June 08, 2020
Carnival Of Hypocrisy
"By 2017, American companies had put at least $2.6 trillion into offshore tax shelters...Nike had $12.2 billion.... The company estimates that if its $12.2 billion was repatriated to the U.S., it would owe $4.1 billion in U.S. taxes... Designating its profits this way allows the company to avoid paying even a dime of U.S. income taxes on these profits..." - The Oregonian. More about this in a minute.
The horrible murder of George Floyd was treated by the marketing industry this week as an opportunity to express sincere desire for change. Sadly, it also exposed our talent for hypocrisy.
While brand marketers were exhorting us to end practices that cause social damage to black Americans, they were themselves deeply engaged in some of the most pernicious practices.

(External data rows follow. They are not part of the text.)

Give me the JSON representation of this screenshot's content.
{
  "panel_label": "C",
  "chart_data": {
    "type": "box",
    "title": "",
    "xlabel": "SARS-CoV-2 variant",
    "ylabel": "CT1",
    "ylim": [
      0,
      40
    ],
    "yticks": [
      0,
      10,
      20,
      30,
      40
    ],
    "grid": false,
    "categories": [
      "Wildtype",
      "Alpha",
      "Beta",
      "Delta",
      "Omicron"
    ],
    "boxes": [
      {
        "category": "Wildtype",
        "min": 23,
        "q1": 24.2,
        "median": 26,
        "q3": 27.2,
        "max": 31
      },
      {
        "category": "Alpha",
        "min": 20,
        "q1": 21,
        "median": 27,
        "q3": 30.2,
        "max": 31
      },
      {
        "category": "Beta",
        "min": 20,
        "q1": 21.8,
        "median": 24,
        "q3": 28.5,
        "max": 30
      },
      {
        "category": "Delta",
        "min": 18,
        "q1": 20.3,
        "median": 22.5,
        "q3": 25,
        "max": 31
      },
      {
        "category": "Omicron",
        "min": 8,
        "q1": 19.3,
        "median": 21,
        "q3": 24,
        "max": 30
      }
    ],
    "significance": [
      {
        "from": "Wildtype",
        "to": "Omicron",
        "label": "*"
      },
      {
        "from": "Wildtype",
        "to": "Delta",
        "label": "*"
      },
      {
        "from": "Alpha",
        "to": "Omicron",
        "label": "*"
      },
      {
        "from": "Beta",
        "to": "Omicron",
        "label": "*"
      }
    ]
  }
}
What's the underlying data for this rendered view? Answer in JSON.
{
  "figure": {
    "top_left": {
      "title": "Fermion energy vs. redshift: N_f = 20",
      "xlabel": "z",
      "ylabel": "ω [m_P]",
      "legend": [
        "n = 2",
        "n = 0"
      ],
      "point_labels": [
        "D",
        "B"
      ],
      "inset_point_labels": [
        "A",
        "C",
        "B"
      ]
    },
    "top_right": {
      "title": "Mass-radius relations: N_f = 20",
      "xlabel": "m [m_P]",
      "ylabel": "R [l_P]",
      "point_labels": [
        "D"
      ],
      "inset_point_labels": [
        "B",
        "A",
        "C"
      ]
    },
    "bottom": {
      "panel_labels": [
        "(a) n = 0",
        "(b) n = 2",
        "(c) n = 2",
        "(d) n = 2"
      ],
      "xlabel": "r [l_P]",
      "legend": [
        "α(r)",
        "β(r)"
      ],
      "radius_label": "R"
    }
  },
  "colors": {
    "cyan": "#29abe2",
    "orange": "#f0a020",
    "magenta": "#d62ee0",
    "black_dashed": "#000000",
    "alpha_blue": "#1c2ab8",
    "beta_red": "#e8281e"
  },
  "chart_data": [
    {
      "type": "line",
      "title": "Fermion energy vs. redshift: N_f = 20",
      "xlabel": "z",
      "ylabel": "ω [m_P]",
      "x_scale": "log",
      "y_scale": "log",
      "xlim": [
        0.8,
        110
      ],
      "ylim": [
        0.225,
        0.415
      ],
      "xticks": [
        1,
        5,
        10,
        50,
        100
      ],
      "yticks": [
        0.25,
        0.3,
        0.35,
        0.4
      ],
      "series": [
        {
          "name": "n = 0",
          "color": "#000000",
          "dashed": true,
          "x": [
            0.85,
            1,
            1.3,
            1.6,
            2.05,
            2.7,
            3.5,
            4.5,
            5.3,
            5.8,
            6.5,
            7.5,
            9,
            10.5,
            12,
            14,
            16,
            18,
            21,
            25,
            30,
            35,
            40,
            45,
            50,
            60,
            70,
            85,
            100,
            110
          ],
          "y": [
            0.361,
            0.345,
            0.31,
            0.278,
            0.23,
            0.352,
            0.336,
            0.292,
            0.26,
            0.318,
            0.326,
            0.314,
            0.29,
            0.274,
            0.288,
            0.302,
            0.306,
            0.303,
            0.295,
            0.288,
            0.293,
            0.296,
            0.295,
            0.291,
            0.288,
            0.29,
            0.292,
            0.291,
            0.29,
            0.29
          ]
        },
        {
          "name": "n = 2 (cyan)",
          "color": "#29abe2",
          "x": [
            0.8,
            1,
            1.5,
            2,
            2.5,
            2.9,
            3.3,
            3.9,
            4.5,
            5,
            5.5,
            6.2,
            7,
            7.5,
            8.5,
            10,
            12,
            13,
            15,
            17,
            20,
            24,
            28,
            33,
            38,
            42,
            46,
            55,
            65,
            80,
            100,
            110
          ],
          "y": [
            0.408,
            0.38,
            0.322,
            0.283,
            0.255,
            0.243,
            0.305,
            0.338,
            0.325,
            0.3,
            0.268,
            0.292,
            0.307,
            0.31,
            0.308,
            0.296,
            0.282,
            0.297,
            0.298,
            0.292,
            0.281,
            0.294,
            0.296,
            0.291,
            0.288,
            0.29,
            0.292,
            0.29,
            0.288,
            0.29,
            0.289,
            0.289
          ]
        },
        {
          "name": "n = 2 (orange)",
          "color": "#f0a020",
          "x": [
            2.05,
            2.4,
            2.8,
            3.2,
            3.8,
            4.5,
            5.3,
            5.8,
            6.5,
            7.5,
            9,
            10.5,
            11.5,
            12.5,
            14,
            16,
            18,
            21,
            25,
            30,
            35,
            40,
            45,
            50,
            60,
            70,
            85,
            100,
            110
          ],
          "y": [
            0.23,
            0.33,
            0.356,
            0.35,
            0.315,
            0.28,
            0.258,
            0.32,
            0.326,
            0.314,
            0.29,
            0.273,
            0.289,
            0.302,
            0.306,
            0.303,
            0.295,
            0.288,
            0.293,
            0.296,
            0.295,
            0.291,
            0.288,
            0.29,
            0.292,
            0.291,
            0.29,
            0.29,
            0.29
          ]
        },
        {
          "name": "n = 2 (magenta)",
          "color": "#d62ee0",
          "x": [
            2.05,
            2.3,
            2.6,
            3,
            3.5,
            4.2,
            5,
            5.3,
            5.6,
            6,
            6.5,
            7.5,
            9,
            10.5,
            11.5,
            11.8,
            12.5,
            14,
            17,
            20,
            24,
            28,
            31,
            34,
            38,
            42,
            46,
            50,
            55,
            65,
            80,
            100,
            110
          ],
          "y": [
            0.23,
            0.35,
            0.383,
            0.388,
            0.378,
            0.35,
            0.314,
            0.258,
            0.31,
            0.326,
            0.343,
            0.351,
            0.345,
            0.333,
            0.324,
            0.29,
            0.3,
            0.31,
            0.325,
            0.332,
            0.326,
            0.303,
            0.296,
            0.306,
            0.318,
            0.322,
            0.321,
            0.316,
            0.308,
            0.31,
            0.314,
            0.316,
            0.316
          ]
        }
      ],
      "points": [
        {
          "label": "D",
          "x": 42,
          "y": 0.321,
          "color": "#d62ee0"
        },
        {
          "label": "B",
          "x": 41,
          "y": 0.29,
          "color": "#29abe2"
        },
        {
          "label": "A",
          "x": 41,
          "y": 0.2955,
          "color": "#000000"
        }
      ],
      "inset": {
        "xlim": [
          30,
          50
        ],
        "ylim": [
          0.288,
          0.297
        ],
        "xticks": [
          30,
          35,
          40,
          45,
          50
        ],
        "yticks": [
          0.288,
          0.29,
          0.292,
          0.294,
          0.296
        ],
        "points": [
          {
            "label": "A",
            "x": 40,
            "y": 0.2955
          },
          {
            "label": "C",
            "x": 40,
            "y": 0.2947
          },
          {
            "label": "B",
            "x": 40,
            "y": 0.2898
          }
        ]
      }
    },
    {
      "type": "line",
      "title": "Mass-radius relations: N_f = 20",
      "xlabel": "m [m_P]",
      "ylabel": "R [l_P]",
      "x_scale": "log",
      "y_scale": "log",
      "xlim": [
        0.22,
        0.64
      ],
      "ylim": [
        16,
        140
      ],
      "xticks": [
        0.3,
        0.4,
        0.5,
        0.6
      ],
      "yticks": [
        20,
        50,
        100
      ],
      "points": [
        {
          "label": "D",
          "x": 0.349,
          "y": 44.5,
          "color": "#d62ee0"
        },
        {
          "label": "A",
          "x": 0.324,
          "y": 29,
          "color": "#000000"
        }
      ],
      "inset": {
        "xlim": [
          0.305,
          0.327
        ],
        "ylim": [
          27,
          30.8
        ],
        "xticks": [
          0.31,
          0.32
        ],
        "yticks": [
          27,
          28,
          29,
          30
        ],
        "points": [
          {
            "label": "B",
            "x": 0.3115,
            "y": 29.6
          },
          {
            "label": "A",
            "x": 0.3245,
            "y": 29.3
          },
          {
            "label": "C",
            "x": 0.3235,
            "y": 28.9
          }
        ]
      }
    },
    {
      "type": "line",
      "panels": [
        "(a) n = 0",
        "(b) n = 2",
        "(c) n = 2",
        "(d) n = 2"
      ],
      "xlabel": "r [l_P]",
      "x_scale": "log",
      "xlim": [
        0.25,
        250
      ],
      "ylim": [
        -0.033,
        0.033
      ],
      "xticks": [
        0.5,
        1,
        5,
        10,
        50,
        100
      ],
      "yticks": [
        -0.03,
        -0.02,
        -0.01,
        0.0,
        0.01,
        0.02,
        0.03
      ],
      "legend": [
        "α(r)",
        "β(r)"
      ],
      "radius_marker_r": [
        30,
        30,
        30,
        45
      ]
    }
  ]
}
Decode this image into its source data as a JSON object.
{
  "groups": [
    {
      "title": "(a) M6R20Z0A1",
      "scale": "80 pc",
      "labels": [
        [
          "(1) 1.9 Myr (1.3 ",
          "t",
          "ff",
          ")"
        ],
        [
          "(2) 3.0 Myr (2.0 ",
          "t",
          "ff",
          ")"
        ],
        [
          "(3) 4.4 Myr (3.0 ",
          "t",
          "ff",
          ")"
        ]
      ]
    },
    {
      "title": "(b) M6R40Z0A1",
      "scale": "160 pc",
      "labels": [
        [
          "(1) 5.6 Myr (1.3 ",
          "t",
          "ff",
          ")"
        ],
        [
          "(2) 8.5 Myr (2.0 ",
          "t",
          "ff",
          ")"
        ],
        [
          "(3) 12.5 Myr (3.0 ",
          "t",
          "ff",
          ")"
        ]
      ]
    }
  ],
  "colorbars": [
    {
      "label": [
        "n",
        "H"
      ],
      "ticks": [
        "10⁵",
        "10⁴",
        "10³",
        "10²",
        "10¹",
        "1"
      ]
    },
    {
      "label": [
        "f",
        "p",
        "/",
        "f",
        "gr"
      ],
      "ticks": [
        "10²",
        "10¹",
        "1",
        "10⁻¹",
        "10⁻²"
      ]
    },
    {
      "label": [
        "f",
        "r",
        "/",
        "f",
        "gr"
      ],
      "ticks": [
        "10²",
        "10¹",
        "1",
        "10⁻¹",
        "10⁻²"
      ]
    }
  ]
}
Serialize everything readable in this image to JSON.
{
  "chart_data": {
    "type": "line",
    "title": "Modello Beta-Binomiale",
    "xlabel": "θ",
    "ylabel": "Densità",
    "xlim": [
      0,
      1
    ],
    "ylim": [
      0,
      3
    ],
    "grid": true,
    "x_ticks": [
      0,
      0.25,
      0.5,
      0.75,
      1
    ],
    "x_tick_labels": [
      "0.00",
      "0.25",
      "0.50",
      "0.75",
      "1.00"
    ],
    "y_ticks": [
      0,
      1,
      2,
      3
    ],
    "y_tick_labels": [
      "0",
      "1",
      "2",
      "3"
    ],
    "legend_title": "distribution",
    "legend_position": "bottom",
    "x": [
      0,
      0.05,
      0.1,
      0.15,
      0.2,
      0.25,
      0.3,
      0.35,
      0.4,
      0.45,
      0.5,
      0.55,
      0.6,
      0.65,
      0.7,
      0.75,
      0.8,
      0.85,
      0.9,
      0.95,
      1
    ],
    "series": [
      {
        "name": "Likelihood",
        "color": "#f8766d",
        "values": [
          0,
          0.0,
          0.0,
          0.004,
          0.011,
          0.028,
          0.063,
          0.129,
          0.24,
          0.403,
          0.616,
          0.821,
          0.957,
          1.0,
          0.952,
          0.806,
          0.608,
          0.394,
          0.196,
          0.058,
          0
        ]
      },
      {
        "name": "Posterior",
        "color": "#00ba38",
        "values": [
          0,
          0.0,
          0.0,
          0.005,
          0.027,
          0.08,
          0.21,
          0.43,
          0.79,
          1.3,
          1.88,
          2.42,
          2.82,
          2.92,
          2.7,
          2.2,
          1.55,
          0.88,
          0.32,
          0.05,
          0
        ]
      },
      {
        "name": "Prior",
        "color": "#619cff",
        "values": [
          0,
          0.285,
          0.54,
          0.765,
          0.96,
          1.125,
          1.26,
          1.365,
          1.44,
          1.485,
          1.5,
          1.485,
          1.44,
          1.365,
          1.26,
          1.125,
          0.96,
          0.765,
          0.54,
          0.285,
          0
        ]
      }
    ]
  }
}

I have my own standard for evaluating a company's true commitment to social justice. It is this: to what extremes does it go to avoid paying taxes?
Taxation may be unpleasant. Tax dollars are often squandered on idiotic schemes. Paying taxes may reduce a corporation's returns to investors. But taxation is by far the most potent source of resources for societies to redress social ills. Taxation funds education. Taxation funds housing. Taxation funds health initiatives. Taxation funds social services.
There is no way around this -- when corporations take extraordinary measures to avoid paying taxes, they are doing extraordinary harm to citizens who have the greatest need for education, housing, health, and social services. If brands really believe that Black Lives Matter they must stop starving our country of the resources to improve black lives by hiding their taxable profits in offshore tax havens. Like it or not, to a substantial degree, taxation is the engine that funds social justice.
There will be those who say that these tax dodges are perfectly legal. In many cases they are. This fact impresses me not one bit. If you're going to use social media or paid media to pound your chest about social justice, you have a higher responsibility than just to obey the letter of the law. There is little honor in being legally compliant and ethically opportunistic.
Dear business colleagues -- if you really want to help heal this country here's step one: Pay your fucking taxes. Until you're willing to do that, please instruct your marketing departments to spare us the high-minded pieties.
Let's make this so simple that even a ceo can understand it: You can't be for social justice and against paying taxes.